# 5.5" to 6" increaser for all nighter wood stoves



## mzadrick (Sep 30, 2015)

Hey guys,

I was thinking about changing out the way my stove is piped. The back of my all nighter mid moe has a 5.5" opening and I have 6" single wall to double wall pipe for a chimney. Right now I have the 6" single wall going over the connection to the rear of the stove. I want to pipe the stove the correct way with the crimped end of the pipe going into the rear of the stove. I have looked all around from local shops to the Internet and cannot come up with any pipe adapters that go from 5.5" to 6". I did purchase a 5" to 6" increaser from a local shop but it didn't do the trick. Hopefully someone out there has some ideas??? 

Thanks again!

-Mike


----------



## coaly (Sep 30, 2015)

Measure the outlet pipe. It is probably 6 inch outside, not 6 inside like newer stoves. If that's the case, (as with older Fishers)  the pipe was normally over crimped with hand crimpers down smaller until it fits. There is also an adapter by Dura-Vent #1672 called a double skirted adapter that I know works well for Fisher with 6 inch OD.
You can also put a T over the outlet pipe and cap the end. Any liquid that may condensate and run down will not leak out the side of the T, and will drop into the cap and evaporate. See Fisher Mama Bear in my cabin below;


----------



## pen (Sep 30, 2015)

To the best of my knowledge, the stove was made to have things connected as you have them.

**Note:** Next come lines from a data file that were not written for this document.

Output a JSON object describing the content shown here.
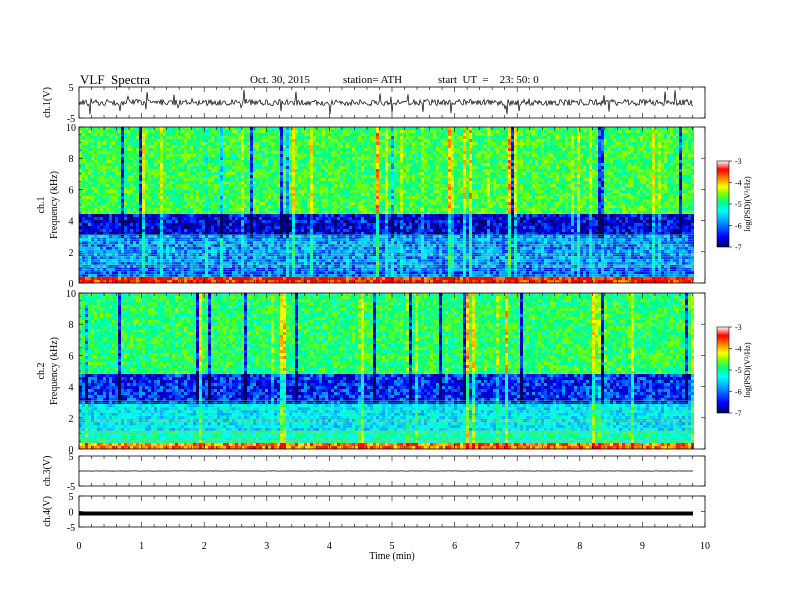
{
  "header": {
    "title": "VLF  Spectra",
    "date": "Oct. 30, 2015",
    "station": "station= ATH",
    "start": "start  UT  =    23: 50: 0"
  },
  "chart_data": [
    {
      "type": "line",
      "panel": "ch1-waveform",
      "ylabel": "ch.1(V)",
      "yticks": [
        "5",
        "-5"
      ],
      "ylim": [
        -5,
        5
      ],
      "xlim": [
        0,
        10
      ],
      "series": [
        {
          "description_hidden": true,
          "mean": 0,
          "amplitude": 1
        }
      ]
    },
    {
      "type": "heatmap",
      "panel": "ch1-spectrogram",
      "ylabel_channel": "ch.1",
      "ylabel": "Frequency  (kHz)",
      "yticks": [
        "0",
        "2",
        "4",
        "6",
        "8",
        "10"
      ],
      "ylim": [
        0,
        10
      ],
      "xlim": [
        0,
        9.8
      ],
      "colorbar": {
        "label": "log(PSD)(V²/Hz)",
        "ticks": [
          "-3",
          "-4",
          "-5",
          "-6",
          "-7"
        ],
        "range": [
          -7,
          -3
        ]
      },
      "bands": [
        {
          "from_khz": 0,
          "to_khz": 0.4,
          "level": -3.2
        },
        {
          "from_khz": 0.4,
          "to_khz": 1.0,
          "level": -6.2
        },
        {
          "from_khz": 1.0,
          "to_khz": 3.2,
          "level": -6.0
        },
        {
          "from_khz": 3.2,
          "to_khz": 4.5,
          "level": -6.6
        },
        {
          "from_khz": 4.5,
          "to_khz": 10,
          "level": -4.8
        }
      ]
    },
    {
      "type": "heatmap",
      "panel": "ch2-spectrogram",
      "ylabel_channel": "ch.2",
      "ylabel": "Frequency  (kHz)",
      "yticks": [
        "0",
        "2",
        "4",
        "6",
        "8",
        "10"
      ],
      "ylim": [
        0,
        10
      ],
      "xlim": [
        0,
        9.8
      ],
      "colorbar": {
        "label": "log(PSD)(V²/Hz)",
        "ticks": [
          "-3",
          "-4",
          "-5",
          "-6",
          "-7"
        ],
        "range": [
          -7,
          -3
        ]
      },
      "bands": [
        {
          "from_khz": 0,
          "to_khz": 0.4,
          "level": -3.5
        },
        {
          "from_khz": 0.4,
          "to_khz": 1.2,
          "level": -5.2
        },
        {
          "from_khz": 1.2,
          "to_khz": 3.0,
          "level": -5.6
        },
        {
          "from_khz": 3.0,
          "to_khz": 5.0,
          "level": -6.4
        },
        {
          "from_khz": 5.0,
          "to_khz": 10,
          "level": -4.9
        }
      ]
    },
    {
      "type": "line",
      "panel": "ch3-waveform",
      "ylabel": "ch.3(V)",
      "yticks": [
        "5",
        "-5"
      ],
      "ylim": [
        -5,
        5
      ],
      "xlim": [
        0,
        10
      ],
      "series": [
        {
          "mean": 0,
          "amplitude": 0.05
        }
      ]
    },
    {
      "type": "line",
      "panel": "ch4-waveform",
      "ylabel": "ch.4(V)",
      "yticks": [
        "5",
        "0",
        "-5"
      ],
      "ylim": [
        -5,
        5
      ],
      "xlim": [
        0,
        10
      ],
      "series": [
        {
          "mean": 0,
          "amplitude": 0.3
        }
      ]
    }
  ],
  "xaxis": {
    "label": "Time  (min)",
    "ticks": [
      "0",
      "1",
      "2",
      "3",
      "4",
      "5",
      "6",
      "7",
      "8",
      "9",
      "10"
    ]
  },
  "colors": {
    "colormap": [
      "#000060",
      "#0000ff",
      "#00a0ff",
      "#00ffff",
      "#00ff80",
      "#80ff00",
      "#ffff00",
      "#ff8000",
      "#ff0000",
      "#ffffff"
    ]
  }
}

The easiest option might be to use a short section of pipe, as you have it now, and use furnace cement to seal it well to the stove pipe collar of the stove.  Then, from that piece, switch to the modern direction of having the male end going towards the stove.


----------



## mzadrick (Oct 3, 2015)

Ok great sounds good guys... I appreciate all the help once again!

-Mike


----------